Star Tribune: Looking for books that reflect diverse students, Minnesota teachers publish their own

Teachers and librarians say they want students to see themselves in books.

Educators at several St. Paul schools with large Hmong populations struggled to find materials in their own language and with portrayals of Hmong culture and history.

So May Lee Xiong and Bounthavy Kiatoukaysy of Phalen Lake Hmong Studies Magnet School began writing their own and having them published by St. Paul Public Schools. “Zab and Txiv Huab Tais” is about a trickster and a king. “Noj Mov Tshaav Puam” depicts what people eat at a Hmong market — purple sticky rice, deep fried chicken, papaya salad; it is a version of a traditional American book with pizza and ice cream.

“There is a huge need within that area of instruction,” said Xiong, a dual immersion coach. “Within the Hmong community there is not a ton of materials, especially for little kids.” ...

The St.
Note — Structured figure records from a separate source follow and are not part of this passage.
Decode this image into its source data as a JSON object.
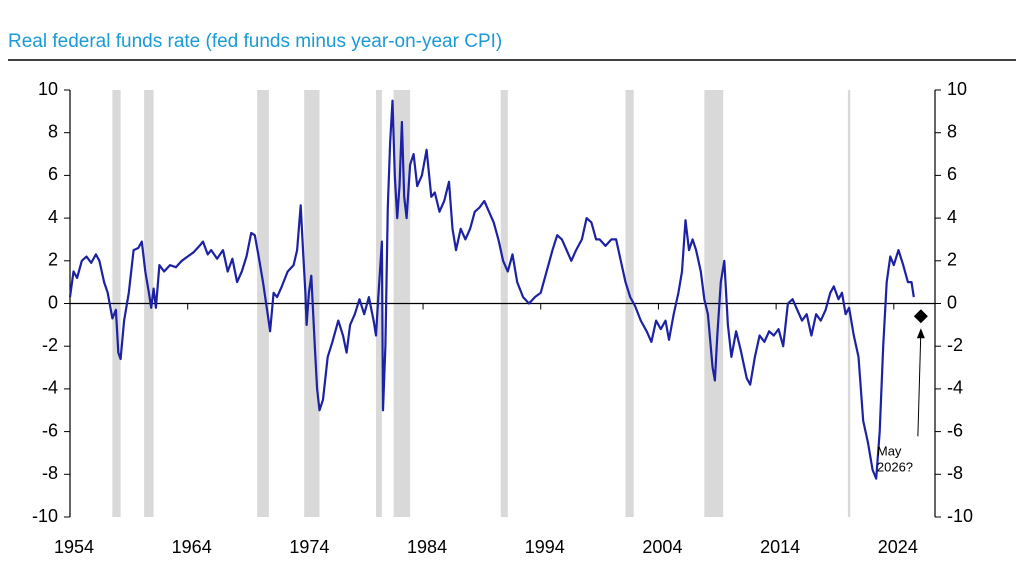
{
  "chart_data": {
    "type": "line",
    "title": "Real federal funds rate (fed funds minus year-on-year CPI)",
    "xlim": [
      1954,
      2027.5
    ],
    "xticks": [
      1954,
      1964,
      1974,
      1984,
      1994,
      2004,
      2014,
      2024
    ],
    "ylim": [
      -10,
      10
    ],
    "yticks": [
      -10,
      -8,
      -6,
      -4,
      -2,
      0,
      2,
      4,
      6,
      8,
      10
    ],
    "y2lim": [
      -10,
      10
    ],
    "y2ticks": [
      -10,
      -8,
      -6,
      -4,
      -2,
      0,
      2,
      4,
      6,
      8,
      10
    ],
    "recession_color": "#d9d9d9",
    "recessions": [
      [
        1957.6,
        1958.3
      ],
      [
        1960.3,
        1961.1
      ],
      [
        1969.9,
        1970.9
      ],
      [
        1973.9,
        1975.2
      ],
      [
        1980.0,
        1980.5
      ],
      [
        1981.5,
        1982.9
      ],
      [
        1990.6,
        1991.2
      ],
      [
        2001.2,
        2001.9
      ],
      [
        2007.9,
        2009.5
      ],
      [
        2020.1,
        2020.3
      ]
    ],
    "x": [
      1954.0,
      1954.3,
      1954.6,
      1955.0,
      1955.4,
      1955.8,
      1956.2,
      1956.5,
      1956.9,
      1957.2,
      1957.6,
      1957.9,
      1958.1,
      1958.3,
      1958.6,
      1959.0,
      1959.4,
      1959.8,
      1960.1,
      1960.4,
      1960.7,
      1960.9,
      1961.1,
      1961.3,
      1961.6,
      1962.0,
      1962.5,
      1963.0,
      1963.5,
      1964.0,
      1964.5,
      1965.0,
      1965.3,
      1965.7,
      1966.0,
      1966.5,
      1967.0,
      1967.4,
      1967.8,
      1968.2,
      1968.6,
      1969.0,
      1969.4,
      1969.7,
      1970.0,
      1970.4,
      1970.8,
      1971.0,
      1971.3,
      1971.6,
      1972.0,
      1972.5,
      1973.0,
      1973.3,
      1973.6,
      1973.8,
      1974.0,
      1974.1,
      1974.3,
      1974.5,
      1974.8,
      1975.0,
      1975.2,
      1975.5,
      1975.9,
      1976.3,
      1976.8,
      1977.2,
      1977.5,
      1977.8,
      1978.2,
      1978.6,
      1979.0,
      1979.4,
      1979.8,
      1980.0,
      1980.2,
      1980.5,
      1980.6,
      1980.8,
      1981.0,
      1981.2,
      1981.4,
      1981.6,
      1981.8,
      1982.0,
      1982.2,
      1982.4,
      1982.6,
      1982.9,
      1983.2,
      1983.5,
      1983.9,
      1984.3,
      1984.7,
      1985.0,
      1985.4,
      1985.8,
      1986.2,
      1986.5,
      1986.8,
      1987.2,
      1987.6,
      1988.0,
      1988.4,
      1988.8,
      1989.2,
      1989.6,
      1990.0,
      1990.4,
      1990.8,
      1991.2,
      1991.6,
      1992.0,
      1992.5,
      1993.0,
      1993.5,
      1994.0,
      1994.5,
      1995.0,
      1995.4,
      1995.8,
      1996.2,
      1996.6,
      1997.0,
      1997.5,
      1997.9,
      1998.3,
      1998.7,
      1999.0,
      1999.5,
      2000.0,
      2000.4,
      2000.8,
      2001.2,
      2001.6,
      2002.0,
      2002.5,
      2003.0,
      2003.4,
      2003.8,
      2004.2,
      2004.6,
      2004.9,
      2005.3,
      2005.7,
      2006.0,
      2006.3,
      2006.6,
      2006.9,
      2007.2,
      2007.6,
      2007.9,
      2008.2,
      2008.6,
      2008.8,
      2009.0,
      2009.3,
      2009.6,
      2009.9,
      2010.2,
      2010.6,
      2011.0,
      2011.5,
      2011.8,
      2012.2,
      2012.6,
      2013.0,
      2013.4,
      2013.8,
      2014.2,
      2014.6,
      2015.0,
      2015.4,
      2015.8,
      2016.2,
      2016.6,
      2017.0,
      2017.4,
      2017.8,
      2018.2,
      2018.6,
      2018.9,
      2019.3,
      2019.6,
      2019.9,
      2020.2,
      2020.6,
      2021.0,
      2021.4,
      2021.8,
      2022.2,
      2022.5,
      2022.8,
      2023.1,
      2023.4,
      2023.7,
      2024.0,
      2024.4,
      2024.8,
      2025.2,
      2025.5,
      2025.7
    ],
    "series": [
      {
        "color": "#1c22a3",
        "values": [
          0.3,
          1.5,
          1.2,
          2.0,
          2.2,
          1.9,
          2.3,
          2.0,
          1.0,
          0.5,
          -0.7,
          -0.3,
          -2.3,
          -2.6,
          -0.8,
          0.5,
          2.5,
          2.6,
          2.9,
          1.5,
          0.5,
          -0.2,
          0.7,
          -0.2,
          1.8,
          1.5,
          1.8,
          1.7,
          2.0,
          2.2,
          2.4,
          2.7,
          2.9,
          2.3,
          2.5,
          2.1,
          2.5,
          1.5,
          2.1,
          1.0,
          1.5,
          2.2,
          3.3,
          3.2,
          2.3,
          1.0,
          -0.5,
          -1.3,
          0.5,
          0.3,
          0.8,
          1.5,
          1.8,
          2.5,
          4.6,
          2.5,
          0.5,
          -1.0,
          0.5,
          1.3,
          -2.0,
          -4.0,
          -5.0,
          -4.5,
          -2.5,
          -1.8,
          -0.8,
          -1.5,
          -2.3,
          -1.0,
          -0.5,
          0.2,
          -0.5,
          0.3,
          -0.8,
          -1.5,
          0.3,
          2.9,
          -5.0,
          -2.0,
          4.5,
          7.5,
          9.5,
          6.0,
          4.0,
          5.5,
          8.5,
          5.0,
          4.0,
          6.5,
          7.0,
          5.5,
          6.0,
          7.2,
          5.0,
          5.2,
          4.3,
          4.8,
          5.7,
          3.5,
          2.5,
          3.5,
          3.0,
          3.5,
          4.3,
          4.5,
          4.8,
          4.3,
          3.8,
          3.0,
          2.0,
          1.5,
          2.3,
          1.0,
          0.3,
          0.0,
          0.3,
          0.5,
          1.5,
          2.5,
          3.2,
          3.0,
          2.5,
          2.0,
          2.5,
          3.0,
          4.0,
          3.8,
          3.0,
          3.0,
          2.7,
          3.0,
          3.0,
          2.0,
          1.0,
          0.3,
          -0.1,
          -0.8,
          -1.3,
          -1.8,
          -0.8,
          -1.2,
          -0.8,
          -1.7,
          -0.5,
          0.5,
          1.5,
          3.9,
          2.5,
          3.0,
          2.5,
          1.5,
          0.2,
          -0.5,
          -3.0,
          -3.6,
          -1.5,
          1.0,
          2.0,
          -1.0,
          -2.5,
          -1.3,
          -2.2,
          -3.5,
          -3.8,
          -2.5,
          -1.5,
          -1.8,
          -1.3,
          -1.5,
          -1.2,
          -2.0,
          0.0,
          0.2,
          -0.3,
          -0.8,
          -0.5,
          -1.5,
          -0.5,
          -0.8,
          -0.3,
          0.5,
          0.8,
          0.2,
          0.5,
          -0.5,
          -0.2,
          -1.5,
          -2.5,
          -5.5,
          -6.5,
          -7.8,
          -8.2,
          -6.0,
          -2.0,
          1.0,
          2.2,
          1.8,
          2.5,
          1.8,
          1.0,
          1.0,
          0.3
        ]
      }
    ],
    "projection": {
      "x": 2026.3,
      "y": -0.6,
      "label_lines": [
        "May",
        "2026?"
      ]
    }
  }
}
Paul Public Library took the unusual step several years ago of publishing books that catered to the growing number of Karen refugees, a persecuted ethnic minority from Myanmar, formerly Burma, that came to storytime programs. Karen authors in St. Paul, Win World and Saw Powder, wrote “The Elephant Huggy” and “The Hen and the Badger” in Karen and English. The library followed with “Teach Me to Love,” a children’s book about adult and baby animals by Denise Brennan-Nelson written in the Ethiopian languages of Oromo and Amharic.